Pada Februari 2015 telah ditetapkan dua tersangaka atas proses perijinan tambang pasir besi di Lumajang. Direktur PT Indo Modern Mining Sejahtera(IMMS) dan sekeretaris tim Amdal BLH Pemkab Lumajang menjadi tersangka. Pemeriksaan pejabat yang menjadi kelompok kerja pengurusan perijinan dilakukan Kejaksaan pada 13 April 2015. Lumajang News memberitakan nama-nama pejabat yang diperiksa antara lain: Kabag Hukum Taufik Hidayat, SH., MH; Kepala DPKAD Rachmaniah, SH., MM; Mantan Kabag Ekonomi Ir. Nurul Huda, MSi; Mantan Asisten Sekab Bidang Administrasi Wisu Wasono Adi; Kepala Dinas PU Ir. Nugroho Dwi Atmoko; dan Kepala Satpol PP Lumajang Totok Suharto.

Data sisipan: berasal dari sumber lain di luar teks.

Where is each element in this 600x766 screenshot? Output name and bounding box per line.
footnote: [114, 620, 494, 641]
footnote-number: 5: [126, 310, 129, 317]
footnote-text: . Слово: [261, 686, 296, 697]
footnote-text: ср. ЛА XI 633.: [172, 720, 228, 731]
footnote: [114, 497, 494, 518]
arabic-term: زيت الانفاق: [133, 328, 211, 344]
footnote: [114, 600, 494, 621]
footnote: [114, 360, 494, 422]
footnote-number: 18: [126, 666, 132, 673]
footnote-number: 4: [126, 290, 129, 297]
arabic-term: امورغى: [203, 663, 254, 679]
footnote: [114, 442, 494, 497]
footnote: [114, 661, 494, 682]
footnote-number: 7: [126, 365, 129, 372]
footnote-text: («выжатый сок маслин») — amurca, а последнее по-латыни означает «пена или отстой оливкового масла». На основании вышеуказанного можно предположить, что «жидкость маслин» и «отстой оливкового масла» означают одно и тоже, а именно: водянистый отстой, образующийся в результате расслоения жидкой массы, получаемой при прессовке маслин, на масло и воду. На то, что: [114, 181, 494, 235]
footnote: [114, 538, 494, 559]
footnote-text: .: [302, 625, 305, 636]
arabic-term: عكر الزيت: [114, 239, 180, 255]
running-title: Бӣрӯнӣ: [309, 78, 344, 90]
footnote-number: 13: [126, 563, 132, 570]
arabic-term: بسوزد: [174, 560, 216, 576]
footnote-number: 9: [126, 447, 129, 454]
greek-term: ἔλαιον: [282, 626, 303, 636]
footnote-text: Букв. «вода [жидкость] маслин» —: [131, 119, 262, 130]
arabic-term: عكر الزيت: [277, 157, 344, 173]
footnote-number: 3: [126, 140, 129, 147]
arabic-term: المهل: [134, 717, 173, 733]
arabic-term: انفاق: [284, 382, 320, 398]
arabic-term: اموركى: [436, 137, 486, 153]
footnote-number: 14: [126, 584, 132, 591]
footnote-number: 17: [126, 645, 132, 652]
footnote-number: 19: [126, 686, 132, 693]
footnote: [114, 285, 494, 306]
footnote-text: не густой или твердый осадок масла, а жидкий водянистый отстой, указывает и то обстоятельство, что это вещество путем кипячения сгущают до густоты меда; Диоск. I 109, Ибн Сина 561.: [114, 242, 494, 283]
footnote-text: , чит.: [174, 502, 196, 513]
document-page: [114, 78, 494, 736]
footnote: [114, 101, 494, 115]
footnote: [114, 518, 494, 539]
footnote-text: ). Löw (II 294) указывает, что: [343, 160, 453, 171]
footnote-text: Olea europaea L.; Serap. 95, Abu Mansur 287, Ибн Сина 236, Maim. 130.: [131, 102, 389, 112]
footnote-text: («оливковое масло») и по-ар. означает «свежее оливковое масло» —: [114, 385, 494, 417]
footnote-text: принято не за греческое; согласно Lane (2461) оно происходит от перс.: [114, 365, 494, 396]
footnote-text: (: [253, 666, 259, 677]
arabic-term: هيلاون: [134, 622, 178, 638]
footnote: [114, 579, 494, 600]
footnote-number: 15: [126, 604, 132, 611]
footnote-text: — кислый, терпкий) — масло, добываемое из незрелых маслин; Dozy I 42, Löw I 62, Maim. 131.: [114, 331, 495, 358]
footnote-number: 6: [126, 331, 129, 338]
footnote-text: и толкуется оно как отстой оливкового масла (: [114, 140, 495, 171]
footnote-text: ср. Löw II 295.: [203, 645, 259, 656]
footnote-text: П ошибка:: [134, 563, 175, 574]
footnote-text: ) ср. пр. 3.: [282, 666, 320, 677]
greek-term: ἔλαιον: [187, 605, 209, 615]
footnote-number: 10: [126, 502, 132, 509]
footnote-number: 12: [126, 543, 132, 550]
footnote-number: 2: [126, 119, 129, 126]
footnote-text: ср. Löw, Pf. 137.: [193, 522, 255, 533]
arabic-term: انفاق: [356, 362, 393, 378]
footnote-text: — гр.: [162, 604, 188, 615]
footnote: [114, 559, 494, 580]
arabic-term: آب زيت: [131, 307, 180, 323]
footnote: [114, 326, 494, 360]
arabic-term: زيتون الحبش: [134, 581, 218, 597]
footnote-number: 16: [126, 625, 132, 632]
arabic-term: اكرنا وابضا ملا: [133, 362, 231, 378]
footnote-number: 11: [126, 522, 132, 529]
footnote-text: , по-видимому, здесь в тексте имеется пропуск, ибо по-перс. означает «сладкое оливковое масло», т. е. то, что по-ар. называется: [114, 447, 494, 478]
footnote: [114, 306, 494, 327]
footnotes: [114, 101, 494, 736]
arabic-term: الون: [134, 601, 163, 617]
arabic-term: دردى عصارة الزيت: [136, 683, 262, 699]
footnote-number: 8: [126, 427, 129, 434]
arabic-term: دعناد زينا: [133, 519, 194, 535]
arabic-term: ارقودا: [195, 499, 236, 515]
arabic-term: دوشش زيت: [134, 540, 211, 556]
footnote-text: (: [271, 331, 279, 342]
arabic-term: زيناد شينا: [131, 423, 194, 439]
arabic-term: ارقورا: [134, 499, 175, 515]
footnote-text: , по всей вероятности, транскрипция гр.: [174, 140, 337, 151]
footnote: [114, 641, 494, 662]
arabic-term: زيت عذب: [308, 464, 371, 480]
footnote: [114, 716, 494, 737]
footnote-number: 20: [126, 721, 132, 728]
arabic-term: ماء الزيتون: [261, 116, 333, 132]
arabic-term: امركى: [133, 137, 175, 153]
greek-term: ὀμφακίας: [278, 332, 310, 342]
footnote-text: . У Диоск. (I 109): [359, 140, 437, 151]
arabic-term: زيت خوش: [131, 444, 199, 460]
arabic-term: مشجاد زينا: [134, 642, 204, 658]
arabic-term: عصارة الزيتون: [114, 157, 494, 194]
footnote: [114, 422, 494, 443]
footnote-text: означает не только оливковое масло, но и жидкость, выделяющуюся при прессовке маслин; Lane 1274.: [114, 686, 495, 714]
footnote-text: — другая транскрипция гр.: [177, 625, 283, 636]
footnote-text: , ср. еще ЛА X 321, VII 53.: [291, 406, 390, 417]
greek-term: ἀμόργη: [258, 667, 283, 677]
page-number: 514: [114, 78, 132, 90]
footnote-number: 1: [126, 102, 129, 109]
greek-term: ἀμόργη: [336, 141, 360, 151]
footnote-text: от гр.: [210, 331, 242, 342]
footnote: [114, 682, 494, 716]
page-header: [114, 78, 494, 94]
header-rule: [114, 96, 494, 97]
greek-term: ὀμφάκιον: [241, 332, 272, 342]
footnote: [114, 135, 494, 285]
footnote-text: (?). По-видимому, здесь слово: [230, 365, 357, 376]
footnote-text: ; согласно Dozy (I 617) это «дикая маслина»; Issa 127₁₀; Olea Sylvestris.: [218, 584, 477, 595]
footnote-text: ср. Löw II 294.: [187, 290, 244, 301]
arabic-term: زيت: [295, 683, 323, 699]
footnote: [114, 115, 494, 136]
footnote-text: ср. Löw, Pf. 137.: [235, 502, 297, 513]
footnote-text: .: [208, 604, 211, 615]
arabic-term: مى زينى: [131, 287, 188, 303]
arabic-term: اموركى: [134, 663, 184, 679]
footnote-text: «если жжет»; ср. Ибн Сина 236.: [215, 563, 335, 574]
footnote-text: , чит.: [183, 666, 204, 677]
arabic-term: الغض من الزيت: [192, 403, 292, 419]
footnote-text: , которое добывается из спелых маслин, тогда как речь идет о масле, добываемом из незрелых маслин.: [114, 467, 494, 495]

Belum ada perkembangan berarti dalam penegakan kasus ini. Tanggal 2 Mei 2015 kepada Tempo, Kasi Penyidikan Kejaksaan Tinggi Jawa Timur M Rochmadi mengatakan,”Ini masih mengumpulkan data.”

Pihak DPRD Lumajang sebelumnya juga telah membentuk Pansus untuk kasus maraknya ijin tambang pasir di Lumajang. Pada Februari 2014 Pansus mulai bekerja. Kepada Warta Lumajang(27/2/2014) ketua DPRD Kabupaten Lumajang H Agus Wicaksono mengatakan,”Kalau dalam pengelolaan tambang pasir ini negara memang dirugikan, maka harus ada pihak yang bertanggungjawab. Orientasinya dibentuk pansus ini adalah untuk menyelamatkan potensi alam di Lumajang, menyelamatkan ekosistem, yang menurut kami selama lima tahun ini sudah mengalami kerusakan.” Hasil kerja pansus DPRD hingga saat ini belum jelas.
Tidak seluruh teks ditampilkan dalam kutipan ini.